Deviation of Front and Tail from straight-line log-log plots
A simple power law such as Pareto (the continuous form of Zipf's) is a straight line on a log-log plot.  But most real data forms a hump, possibly more than the Yule process.  So the front and tail ends dip down from the straight line. The preferential attachment idea is amenable to this: after cities get beyond a certain size, there are drawbacks. If it's not beyond a certain size, there's no benefit to from the limited ability to cooperate.  If a word is used too often, it's not conveying information.  If  a word is used too rarely, no one understands it.  So a double Pareto has been suggested, to cover the front and back tails, but it gives too much of a sharp hump in the middle, so it seems a triple Pareto (power law) would be better. But in many cases, a primary Pareto with a secondary Pareto for the head or tail adjustment might be close enough to the best possible.

BTW,  Zipf-Madelbrot is simply a slightly more general form of Zipf's law, throwing in another constant that might be used to create a more general Pareto distribution (continuous form) by scaling it in a way that results in a CDF =1 at infinity.

This chapter  by a physicist is excellent.

This paper says Zipf law works because it is half way between order and disorder.  It normalized entropy per character is 1/2, half the maximum possible. (At N=100 it's 0.37 and at N=1,000 it's 0.44, using  normalized entropy = H(CDF)/log(N) in a spreadsheet).

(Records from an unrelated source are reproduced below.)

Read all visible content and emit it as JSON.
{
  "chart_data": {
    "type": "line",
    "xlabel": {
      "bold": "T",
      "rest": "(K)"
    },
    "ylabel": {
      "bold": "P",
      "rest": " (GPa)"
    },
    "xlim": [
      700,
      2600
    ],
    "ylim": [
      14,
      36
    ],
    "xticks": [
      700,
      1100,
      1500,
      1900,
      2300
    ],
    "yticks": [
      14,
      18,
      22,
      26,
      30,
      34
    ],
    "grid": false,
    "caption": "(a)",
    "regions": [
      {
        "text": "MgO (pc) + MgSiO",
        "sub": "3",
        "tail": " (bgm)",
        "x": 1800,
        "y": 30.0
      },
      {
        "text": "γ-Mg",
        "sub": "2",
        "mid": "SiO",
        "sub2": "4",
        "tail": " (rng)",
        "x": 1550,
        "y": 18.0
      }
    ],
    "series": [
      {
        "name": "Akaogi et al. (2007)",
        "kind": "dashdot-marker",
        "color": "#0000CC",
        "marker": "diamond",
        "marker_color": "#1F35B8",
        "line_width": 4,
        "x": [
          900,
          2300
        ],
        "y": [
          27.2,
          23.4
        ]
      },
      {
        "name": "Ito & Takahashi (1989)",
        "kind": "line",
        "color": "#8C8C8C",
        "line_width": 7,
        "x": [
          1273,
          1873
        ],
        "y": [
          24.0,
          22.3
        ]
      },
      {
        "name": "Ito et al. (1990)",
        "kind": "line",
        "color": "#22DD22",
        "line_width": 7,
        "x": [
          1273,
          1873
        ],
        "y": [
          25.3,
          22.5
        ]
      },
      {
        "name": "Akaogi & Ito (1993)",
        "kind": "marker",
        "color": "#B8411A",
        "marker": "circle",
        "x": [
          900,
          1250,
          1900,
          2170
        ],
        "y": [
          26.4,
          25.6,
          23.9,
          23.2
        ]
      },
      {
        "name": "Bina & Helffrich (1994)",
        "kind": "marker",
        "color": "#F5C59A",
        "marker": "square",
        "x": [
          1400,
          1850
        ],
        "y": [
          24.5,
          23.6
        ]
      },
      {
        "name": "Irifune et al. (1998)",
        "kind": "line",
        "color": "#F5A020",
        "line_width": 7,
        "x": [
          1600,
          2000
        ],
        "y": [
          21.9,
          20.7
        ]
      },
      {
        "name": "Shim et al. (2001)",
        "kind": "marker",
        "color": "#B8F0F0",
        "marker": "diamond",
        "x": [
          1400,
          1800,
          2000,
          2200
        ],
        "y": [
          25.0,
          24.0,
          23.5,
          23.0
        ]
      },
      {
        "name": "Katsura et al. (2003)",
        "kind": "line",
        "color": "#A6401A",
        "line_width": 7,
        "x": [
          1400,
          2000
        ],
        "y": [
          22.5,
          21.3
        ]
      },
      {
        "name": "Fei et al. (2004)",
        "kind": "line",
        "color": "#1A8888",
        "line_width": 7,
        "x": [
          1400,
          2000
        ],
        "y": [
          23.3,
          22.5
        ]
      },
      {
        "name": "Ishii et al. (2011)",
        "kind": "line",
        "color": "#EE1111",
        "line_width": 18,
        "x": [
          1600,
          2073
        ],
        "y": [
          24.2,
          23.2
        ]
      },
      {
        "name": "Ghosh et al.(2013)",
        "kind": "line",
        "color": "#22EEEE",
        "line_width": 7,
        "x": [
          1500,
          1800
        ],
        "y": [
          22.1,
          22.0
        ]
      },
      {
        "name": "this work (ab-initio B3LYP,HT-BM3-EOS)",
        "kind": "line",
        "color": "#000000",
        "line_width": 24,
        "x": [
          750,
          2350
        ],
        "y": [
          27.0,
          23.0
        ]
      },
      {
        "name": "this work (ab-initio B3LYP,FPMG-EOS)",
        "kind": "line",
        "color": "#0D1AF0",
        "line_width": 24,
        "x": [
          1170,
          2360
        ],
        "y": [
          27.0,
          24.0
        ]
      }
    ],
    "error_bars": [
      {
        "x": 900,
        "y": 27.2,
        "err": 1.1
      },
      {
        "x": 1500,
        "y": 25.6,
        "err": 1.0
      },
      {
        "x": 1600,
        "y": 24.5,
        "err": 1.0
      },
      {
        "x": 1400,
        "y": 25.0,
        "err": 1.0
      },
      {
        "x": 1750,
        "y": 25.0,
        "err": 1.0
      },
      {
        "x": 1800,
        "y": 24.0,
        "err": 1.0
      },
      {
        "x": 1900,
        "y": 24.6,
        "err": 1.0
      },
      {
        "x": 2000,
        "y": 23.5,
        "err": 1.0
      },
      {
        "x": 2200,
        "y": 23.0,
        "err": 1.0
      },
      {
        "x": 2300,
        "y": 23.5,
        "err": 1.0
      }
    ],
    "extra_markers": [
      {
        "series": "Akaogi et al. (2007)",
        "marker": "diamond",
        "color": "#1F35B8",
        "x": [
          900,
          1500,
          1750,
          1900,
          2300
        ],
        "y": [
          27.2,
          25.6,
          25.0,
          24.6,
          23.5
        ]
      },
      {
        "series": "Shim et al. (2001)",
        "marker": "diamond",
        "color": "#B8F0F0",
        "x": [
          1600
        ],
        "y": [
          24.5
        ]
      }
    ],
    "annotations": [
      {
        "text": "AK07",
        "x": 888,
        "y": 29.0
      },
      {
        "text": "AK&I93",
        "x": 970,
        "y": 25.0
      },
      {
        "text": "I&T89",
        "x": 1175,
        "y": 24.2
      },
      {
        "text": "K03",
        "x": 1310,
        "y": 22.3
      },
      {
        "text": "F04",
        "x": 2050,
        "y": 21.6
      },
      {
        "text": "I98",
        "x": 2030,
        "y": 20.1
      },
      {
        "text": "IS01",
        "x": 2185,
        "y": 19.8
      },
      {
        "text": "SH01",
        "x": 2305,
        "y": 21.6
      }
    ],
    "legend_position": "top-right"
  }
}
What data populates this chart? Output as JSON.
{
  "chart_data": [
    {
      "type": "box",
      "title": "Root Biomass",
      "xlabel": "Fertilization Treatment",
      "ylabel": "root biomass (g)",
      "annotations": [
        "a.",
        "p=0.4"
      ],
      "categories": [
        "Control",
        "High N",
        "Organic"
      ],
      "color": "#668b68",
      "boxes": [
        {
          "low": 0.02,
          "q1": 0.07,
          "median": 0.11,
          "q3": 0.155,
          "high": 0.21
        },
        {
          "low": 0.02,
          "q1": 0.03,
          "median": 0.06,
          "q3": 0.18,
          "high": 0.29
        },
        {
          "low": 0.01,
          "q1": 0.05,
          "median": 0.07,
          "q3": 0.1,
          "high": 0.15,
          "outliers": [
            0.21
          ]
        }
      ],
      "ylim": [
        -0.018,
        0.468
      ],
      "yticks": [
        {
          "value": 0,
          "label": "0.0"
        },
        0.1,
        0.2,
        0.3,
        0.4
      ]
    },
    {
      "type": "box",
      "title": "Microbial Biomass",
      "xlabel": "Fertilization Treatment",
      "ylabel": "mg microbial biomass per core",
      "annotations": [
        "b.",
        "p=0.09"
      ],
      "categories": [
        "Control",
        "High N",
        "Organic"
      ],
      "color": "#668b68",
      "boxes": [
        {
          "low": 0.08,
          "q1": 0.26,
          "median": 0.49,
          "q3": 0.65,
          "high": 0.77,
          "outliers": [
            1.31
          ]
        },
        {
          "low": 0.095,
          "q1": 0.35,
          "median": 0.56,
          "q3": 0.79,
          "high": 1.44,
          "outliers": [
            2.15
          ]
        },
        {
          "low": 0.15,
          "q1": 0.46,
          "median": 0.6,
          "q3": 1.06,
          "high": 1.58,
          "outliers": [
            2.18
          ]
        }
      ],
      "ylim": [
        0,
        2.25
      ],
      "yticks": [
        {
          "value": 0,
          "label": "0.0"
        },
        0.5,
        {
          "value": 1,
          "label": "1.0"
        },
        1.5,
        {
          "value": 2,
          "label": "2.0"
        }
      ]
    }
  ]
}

Other possible explanations for Zipf's law
Zipf's law usually refers to systems that have an exponent of s = 1. The reason for this simple 1/rank is considered a mystery for a long time. A lot of theories have been proposed (two possibilities are mentioned above, but I don't know if they were s = 1).

An IEEE article (with more comments here) claims many experts say Metcalf's law should be that the "value" of the network is N*log(N) instead of N^2 and that this gives rise to Zipf's law. N^2 assumes the value of every additional connection is the same with every node connected to every other node. Log(N) allows loss in efficiency of the connections as the number of nodes increases. They point out the harmonic sum 1+1/2+1/3+ ... 1/N =~ ln(N) + 0.577. This is not surprising since the integral of 1/x is ln(x).So the network gives ln(N)+0.577 value to each of the N nodes, so the total network value is N*[ln(N)+0.577]. But the node math can't be converted (at least directly) to words and city populations because the nodes have an equal number of connections and the same distributions.  Maybe ideas (for words) or occupations (for city populations) could be treated like nodes. Maybe cities or words could be treated as different networks.